Correcting Autonomous Driving Object Detection Misclassifications with Automated Commonsense Reasoning
Keegan Kimbrell, Wang Tianhao, Feng Chen, Gopal Gupta
TL;DR
This work tackles misclassifications in autonomous vehicle perception by layering automated commonsense reasoning atop a deep learning perception stack. The authors introduce a five-step methodology that converts perception outputs into a knowledge base, then uses a logic-based layer to detect inconsistencies and correct classifications, enhancing safety and explainability. They implement BEV semantic segmentation, traffic-light detection, and behavior analysis, coupled with an evidential deep learning framework to quantify uncertainty, and integrate these with a Prolog-like commonsense module to handle scenarios such as malfunctioning signals and unseen obstacles. Experimental validation in the CARLA simulator demonstrates substantial performance gains over baseline perception models, both with a fully active reasoning layer and with uncertainty-triggered invocation, suggesting a viable path toward more reliable and explainable AV perception. The results indicate that hybrid perception systems combining DL with structured commonsense reasoning can improve safety-critical decision-making and provide a scalable route toward higher levels of autonomous driving autonomy.
Abstract
Autonomous Vehicle (AV) technology has been heavily researched and sought after, yet there are no SAE Level 5 AVs available today in the marketplace. We contend that over-reliance on machine learning technology is the main reason. Use of automated commonsense reasoning technology, we believe, can help achieve SAE Level 5 autonomy. In this paper, we show how automated common-sense reasoning technology can be deployed in situations where there are not enough data samples available to train a deep learning-based AV model that can handle certain abnormal road scenarios.
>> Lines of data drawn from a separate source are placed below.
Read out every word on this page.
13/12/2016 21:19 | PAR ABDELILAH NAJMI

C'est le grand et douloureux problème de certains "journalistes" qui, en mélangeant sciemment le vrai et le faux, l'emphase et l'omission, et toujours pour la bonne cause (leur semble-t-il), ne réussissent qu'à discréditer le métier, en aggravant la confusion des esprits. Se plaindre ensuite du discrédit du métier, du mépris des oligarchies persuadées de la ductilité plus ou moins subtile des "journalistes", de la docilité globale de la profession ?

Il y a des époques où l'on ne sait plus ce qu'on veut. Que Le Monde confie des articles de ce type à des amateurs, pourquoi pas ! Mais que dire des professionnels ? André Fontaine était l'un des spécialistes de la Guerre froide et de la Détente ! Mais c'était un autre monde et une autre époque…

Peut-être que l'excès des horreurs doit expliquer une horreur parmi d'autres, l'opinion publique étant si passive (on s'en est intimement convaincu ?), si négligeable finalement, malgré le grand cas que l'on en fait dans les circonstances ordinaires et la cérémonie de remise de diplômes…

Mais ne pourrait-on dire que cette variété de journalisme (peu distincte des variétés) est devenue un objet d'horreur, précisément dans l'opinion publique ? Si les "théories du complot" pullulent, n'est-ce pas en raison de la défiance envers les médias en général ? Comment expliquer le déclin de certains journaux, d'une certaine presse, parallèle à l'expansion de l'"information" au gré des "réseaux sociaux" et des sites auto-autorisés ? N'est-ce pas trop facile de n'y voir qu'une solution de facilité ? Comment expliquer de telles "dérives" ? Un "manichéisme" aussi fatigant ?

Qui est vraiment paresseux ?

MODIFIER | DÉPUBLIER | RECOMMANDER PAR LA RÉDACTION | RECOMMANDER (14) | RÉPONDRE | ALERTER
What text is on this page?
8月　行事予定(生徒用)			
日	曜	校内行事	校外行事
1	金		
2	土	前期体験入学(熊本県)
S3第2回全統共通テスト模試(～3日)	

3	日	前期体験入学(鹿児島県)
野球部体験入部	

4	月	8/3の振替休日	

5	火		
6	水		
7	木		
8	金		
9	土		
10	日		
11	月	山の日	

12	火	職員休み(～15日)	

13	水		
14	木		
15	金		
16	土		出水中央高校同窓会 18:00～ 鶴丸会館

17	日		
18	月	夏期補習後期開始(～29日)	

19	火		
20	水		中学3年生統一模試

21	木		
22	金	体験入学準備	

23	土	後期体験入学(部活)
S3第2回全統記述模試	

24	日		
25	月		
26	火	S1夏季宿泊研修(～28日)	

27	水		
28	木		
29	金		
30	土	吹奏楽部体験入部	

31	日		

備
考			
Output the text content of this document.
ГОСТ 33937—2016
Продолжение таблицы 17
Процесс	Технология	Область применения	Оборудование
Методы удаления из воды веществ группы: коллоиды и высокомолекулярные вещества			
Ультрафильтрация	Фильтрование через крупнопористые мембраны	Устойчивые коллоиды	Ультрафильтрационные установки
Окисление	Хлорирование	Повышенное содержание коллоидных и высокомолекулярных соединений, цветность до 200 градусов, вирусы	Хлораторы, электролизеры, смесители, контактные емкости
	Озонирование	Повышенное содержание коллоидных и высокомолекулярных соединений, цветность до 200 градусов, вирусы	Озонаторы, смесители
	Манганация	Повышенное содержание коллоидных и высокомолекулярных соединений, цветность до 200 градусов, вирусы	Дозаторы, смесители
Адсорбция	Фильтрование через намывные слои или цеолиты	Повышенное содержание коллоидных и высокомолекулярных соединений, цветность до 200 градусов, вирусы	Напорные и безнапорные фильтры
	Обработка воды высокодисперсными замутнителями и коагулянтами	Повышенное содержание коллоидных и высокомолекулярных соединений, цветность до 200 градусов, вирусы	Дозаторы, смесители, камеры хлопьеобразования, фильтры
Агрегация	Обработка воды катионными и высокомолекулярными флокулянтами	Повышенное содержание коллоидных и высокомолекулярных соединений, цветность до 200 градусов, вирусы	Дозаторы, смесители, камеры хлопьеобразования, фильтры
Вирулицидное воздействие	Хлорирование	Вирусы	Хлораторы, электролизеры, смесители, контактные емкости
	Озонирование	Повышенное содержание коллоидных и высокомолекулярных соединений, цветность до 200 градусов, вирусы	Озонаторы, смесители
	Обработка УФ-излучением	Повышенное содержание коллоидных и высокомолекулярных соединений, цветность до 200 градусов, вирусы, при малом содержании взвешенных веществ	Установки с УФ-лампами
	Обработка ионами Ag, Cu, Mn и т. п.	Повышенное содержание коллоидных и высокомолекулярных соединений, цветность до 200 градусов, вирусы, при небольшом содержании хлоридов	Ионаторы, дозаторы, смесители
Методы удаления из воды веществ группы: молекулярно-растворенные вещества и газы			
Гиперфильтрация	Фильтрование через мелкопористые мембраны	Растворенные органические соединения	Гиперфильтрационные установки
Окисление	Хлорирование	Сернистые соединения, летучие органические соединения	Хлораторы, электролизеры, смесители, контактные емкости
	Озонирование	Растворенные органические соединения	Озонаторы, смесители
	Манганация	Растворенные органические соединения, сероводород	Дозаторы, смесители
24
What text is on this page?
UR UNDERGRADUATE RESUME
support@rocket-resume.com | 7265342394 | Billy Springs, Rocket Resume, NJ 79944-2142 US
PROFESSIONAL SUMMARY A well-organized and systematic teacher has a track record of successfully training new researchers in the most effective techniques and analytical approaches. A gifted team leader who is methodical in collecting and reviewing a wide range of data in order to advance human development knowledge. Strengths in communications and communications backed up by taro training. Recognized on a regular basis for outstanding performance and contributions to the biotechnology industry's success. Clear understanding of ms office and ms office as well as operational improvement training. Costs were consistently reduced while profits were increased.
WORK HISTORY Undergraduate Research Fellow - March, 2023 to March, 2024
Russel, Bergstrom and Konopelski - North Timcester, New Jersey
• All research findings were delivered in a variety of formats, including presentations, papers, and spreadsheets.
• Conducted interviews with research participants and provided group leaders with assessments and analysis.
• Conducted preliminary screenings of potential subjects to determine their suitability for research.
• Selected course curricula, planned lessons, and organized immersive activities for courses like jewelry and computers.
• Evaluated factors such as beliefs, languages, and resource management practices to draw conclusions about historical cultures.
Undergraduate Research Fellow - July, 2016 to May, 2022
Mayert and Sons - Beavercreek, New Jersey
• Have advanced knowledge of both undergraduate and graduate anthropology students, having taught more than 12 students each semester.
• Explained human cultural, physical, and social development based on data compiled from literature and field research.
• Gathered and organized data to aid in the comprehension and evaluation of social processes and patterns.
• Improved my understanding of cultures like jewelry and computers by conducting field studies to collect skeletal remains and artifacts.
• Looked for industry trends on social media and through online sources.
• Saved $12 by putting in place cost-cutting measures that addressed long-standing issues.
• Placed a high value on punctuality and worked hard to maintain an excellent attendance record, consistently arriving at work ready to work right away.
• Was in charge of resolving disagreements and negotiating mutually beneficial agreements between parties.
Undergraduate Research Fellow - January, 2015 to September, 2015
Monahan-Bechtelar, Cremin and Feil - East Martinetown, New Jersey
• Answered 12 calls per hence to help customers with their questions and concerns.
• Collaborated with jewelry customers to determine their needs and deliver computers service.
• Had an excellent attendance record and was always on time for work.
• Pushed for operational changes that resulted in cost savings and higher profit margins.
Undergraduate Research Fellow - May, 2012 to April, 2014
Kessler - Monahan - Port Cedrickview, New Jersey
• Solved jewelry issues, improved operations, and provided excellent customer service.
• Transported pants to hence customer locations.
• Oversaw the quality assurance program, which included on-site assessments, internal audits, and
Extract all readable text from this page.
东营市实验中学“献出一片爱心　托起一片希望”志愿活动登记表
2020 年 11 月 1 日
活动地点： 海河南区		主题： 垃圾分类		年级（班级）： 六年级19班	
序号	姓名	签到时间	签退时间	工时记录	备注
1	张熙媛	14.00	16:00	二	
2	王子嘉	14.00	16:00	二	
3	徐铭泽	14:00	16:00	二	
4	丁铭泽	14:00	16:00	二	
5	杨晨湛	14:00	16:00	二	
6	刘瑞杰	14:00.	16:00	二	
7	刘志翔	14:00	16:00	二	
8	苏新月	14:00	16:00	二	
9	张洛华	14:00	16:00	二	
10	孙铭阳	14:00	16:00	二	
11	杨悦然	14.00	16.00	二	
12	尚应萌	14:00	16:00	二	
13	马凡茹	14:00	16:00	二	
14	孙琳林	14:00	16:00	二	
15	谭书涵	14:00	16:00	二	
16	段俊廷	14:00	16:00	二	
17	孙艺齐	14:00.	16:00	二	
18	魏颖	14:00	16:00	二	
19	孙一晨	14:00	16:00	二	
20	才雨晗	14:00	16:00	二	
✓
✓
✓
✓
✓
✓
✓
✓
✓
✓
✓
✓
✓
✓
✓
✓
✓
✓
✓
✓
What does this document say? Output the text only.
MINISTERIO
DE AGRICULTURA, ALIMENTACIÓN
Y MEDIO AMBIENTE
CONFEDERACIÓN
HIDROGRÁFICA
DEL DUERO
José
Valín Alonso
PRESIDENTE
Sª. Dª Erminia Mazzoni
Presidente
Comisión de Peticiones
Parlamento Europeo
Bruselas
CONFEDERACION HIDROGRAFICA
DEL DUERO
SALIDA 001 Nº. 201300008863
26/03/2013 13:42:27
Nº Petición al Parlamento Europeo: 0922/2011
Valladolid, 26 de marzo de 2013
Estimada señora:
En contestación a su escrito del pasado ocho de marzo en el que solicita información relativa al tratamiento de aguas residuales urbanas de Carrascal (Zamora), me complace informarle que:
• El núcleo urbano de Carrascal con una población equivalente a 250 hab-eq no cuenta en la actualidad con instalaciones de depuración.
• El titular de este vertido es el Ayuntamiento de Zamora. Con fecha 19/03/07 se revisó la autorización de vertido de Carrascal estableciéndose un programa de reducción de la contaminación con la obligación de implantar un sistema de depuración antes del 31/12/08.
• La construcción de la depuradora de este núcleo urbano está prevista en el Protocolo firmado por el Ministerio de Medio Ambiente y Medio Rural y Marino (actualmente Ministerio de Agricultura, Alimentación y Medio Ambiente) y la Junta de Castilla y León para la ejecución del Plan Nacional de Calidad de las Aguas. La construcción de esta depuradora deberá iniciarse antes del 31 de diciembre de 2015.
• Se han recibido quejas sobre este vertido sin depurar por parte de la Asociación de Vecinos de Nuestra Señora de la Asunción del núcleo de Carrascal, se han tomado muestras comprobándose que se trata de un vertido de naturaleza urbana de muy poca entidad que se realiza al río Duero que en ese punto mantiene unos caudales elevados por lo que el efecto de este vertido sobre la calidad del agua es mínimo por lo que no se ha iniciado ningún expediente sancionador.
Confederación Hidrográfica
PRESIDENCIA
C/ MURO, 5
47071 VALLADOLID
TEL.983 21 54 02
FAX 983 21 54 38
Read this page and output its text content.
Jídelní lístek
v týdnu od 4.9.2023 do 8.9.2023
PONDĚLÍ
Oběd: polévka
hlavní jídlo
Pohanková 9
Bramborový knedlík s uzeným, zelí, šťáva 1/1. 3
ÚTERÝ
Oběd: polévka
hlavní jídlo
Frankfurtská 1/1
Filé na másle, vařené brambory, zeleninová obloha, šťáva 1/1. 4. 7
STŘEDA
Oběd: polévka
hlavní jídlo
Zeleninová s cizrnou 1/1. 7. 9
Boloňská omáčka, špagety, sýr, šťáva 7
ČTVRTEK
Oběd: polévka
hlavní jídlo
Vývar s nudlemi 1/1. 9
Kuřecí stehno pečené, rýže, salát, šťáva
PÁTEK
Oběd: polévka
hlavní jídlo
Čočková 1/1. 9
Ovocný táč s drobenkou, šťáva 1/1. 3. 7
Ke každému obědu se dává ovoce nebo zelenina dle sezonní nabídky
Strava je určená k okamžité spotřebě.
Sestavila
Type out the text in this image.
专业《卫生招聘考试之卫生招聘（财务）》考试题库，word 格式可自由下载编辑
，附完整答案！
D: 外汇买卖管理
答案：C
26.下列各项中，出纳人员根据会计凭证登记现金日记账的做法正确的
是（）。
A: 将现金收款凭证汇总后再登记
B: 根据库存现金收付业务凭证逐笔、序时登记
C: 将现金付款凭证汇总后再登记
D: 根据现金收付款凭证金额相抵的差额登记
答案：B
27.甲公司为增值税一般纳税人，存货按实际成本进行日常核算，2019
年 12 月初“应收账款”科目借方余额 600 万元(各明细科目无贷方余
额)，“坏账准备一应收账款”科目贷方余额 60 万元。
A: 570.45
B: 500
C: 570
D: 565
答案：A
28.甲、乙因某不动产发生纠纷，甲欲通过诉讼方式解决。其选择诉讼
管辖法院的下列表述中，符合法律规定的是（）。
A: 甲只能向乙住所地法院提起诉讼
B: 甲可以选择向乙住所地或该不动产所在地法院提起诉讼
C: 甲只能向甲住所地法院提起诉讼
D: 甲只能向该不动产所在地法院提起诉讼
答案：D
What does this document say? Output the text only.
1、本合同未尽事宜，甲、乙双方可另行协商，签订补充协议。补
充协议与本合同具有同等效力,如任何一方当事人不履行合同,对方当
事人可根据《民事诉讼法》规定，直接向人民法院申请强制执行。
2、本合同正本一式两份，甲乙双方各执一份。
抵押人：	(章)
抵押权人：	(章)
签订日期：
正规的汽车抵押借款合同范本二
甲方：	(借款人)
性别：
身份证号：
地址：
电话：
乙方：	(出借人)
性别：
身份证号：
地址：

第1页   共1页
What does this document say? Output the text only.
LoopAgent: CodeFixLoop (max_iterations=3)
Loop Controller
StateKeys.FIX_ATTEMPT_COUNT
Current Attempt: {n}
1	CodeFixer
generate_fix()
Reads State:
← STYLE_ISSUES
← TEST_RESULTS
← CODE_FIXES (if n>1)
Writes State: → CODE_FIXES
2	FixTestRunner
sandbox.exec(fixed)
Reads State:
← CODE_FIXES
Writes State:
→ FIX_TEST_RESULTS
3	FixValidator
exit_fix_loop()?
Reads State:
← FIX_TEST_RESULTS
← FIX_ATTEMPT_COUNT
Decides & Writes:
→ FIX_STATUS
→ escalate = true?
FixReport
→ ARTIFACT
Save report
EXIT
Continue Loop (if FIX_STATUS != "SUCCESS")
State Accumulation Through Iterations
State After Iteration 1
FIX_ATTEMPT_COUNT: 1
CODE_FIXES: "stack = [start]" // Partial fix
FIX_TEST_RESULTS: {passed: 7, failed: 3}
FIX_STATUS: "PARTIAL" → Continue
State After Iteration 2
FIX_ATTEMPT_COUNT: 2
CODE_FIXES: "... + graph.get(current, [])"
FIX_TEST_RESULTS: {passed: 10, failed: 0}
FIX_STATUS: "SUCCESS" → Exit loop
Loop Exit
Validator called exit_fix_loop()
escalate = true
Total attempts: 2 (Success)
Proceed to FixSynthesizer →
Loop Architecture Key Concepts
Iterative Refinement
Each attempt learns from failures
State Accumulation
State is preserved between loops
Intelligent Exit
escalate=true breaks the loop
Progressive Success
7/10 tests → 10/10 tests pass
Specifically, we consider two situations where (i) a traffic signal is malfunctioning at an intersection and (ii) all the cars ahead are slowing down and steering away due to an unexpected obstruction (e.g., animals on the road). We show that in such situations, our commonsense reasoning-based solution accurately detects traffic light colors and obstacles not correctly captured by the AV's perception model. We also provide a pathway for efficiently invoking commonsense reasoning by measuring uncertainty in the computer vision model and using commonsense reasoning to handle uncertain scenarios. We describe our experiments conducted using the CARLA simulator and the results obtained. The main contribution of our research is to show that automated commonsense reasoning effectively corrects AV-based object detection misclassifications and that hybrid models provide an effective pathway to improving AV perception.